Love Eater
ソルトの日常と言えば時間に縛られた他者からすれば優雅なものである。
これと言って決まった出勤時間もなく、目覚めの時間はその日によって。
好きな時間に起き、食事も自分の空腹具合任せ。
特別急かされる仕事が舞い込まない限りは毎日が休日の様に自分の時間に満ちている。
かと言って特別打ちこむ趣味も趣向もなく、大抵は好みの銘柄の煙草をふかしてだらりとした一日を終えるのだ。
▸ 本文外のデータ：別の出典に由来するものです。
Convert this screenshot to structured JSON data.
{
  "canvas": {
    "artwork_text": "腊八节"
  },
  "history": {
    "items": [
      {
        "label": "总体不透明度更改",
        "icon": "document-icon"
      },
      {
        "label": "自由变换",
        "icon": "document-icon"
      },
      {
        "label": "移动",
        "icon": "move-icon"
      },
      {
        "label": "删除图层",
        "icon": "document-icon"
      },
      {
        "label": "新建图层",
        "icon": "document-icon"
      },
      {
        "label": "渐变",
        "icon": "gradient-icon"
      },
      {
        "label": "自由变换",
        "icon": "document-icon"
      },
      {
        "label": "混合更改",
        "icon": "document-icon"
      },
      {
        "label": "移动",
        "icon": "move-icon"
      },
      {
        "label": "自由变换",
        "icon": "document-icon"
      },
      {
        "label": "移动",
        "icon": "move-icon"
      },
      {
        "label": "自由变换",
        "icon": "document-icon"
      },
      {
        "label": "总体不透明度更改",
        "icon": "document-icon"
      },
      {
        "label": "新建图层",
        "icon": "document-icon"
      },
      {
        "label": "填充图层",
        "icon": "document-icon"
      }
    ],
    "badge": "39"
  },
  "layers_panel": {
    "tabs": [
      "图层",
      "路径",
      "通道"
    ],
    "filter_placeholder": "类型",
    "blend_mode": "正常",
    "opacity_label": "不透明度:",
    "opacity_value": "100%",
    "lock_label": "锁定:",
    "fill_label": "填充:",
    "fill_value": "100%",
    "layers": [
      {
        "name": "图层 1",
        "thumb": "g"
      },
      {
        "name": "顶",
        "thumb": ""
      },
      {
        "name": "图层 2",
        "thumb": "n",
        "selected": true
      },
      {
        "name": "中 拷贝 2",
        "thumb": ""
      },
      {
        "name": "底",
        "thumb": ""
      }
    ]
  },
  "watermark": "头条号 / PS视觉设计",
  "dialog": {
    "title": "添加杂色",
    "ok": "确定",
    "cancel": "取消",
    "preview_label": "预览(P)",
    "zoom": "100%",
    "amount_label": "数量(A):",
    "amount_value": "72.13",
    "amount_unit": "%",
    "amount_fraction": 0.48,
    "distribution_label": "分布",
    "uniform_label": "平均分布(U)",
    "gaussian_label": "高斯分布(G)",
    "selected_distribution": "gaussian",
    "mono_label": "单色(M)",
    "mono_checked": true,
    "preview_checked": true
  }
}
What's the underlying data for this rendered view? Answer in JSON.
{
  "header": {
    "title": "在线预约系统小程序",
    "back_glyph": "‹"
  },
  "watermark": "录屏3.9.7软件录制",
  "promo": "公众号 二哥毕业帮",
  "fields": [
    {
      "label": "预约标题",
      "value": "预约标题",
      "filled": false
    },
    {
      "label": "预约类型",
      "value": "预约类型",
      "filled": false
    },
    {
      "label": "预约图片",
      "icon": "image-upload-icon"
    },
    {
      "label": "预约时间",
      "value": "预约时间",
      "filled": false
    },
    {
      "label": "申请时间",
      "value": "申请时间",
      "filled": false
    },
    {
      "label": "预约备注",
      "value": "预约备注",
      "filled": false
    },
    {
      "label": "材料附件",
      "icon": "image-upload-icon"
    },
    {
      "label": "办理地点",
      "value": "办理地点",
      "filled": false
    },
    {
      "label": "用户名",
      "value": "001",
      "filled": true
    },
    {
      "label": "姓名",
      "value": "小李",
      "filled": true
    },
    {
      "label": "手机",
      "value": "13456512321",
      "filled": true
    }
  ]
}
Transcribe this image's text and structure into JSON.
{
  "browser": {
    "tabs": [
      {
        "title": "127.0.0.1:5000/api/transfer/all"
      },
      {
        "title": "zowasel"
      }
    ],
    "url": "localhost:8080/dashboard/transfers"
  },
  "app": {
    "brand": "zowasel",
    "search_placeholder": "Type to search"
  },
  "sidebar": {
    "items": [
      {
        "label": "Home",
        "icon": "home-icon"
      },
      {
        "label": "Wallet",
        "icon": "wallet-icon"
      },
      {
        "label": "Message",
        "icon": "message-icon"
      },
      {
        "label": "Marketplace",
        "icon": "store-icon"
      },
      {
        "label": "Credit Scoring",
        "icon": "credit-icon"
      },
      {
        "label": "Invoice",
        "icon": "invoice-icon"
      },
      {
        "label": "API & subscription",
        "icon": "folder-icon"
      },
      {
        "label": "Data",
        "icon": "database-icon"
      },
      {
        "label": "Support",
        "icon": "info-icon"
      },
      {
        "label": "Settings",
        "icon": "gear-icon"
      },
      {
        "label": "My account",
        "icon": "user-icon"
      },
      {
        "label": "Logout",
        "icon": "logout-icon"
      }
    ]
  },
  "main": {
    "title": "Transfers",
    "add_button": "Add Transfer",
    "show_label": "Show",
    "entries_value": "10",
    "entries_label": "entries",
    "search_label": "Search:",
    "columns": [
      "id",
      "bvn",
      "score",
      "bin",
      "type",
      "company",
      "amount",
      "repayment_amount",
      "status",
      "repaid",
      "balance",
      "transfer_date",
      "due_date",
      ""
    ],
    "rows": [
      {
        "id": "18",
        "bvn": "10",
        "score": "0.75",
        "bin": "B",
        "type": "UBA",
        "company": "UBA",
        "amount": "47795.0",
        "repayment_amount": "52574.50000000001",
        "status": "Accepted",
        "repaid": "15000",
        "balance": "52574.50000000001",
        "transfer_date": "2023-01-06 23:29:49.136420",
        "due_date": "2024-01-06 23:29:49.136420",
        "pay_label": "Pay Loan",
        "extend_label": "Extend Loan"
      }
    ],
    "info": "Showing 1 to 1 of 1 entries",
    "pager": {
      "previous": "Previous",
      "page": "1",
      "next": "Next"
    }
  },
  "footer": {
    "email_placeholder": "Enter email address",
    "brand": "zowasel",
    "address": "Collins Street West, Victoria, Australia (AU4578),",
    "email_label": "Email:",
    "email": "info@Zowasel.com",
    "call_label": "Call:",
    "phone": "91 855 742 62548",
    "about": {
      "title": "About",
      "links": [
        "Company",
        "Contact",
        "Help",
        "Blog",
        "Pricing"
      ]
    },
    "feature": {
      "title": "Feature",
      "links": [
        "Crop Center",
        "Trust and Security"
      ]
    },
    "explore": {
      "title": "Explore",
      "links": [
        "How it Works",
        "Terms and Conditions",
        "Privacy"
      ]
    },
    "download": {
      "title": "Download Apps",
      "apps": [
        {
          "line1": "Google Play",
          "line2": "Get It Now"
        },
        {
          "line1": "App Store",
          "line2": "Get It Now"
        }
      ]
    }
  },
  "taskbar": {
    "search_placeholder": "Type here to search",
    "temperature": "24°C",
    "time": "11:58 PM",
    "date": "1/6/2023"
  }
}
名目【神父】なんて肩書を背負ってはいるが、神に祈りを捧げたり、迷える子羊を導いたりましてや懺悔を聞いて諭すなんて事はしない。
教会に身を置くでもなく、なんなら信心深いとは程遠い。
神を信仰するどころか煙草は吸うわ女との性交なんて気分のままに。
どこまでも仕事の名目で上の【神父】いう肩書で、普通の仕事で言う【社長】やら【部長】やら役職程度のものなのだ。
勿論、同業者の中には芯から信心深い本物の神父も存在するが、大半はソルトの様に看板だけ背負う様な場合が多いだろう。
魔女を裁くと言えば神に通ずる者。
神父。
そんな単純に連想される事から魔女を狩る役職が【神父】などと名付けられたのだ。
本来の信仰深い者からすれば神への冒涜だと遺憾に思う事ではあるけれど、すでに世の中では浸透しきっている【神父】という役職。
なんなら政府が設けた機関であるからして、【神父】と言う職は一種の国家公務員である。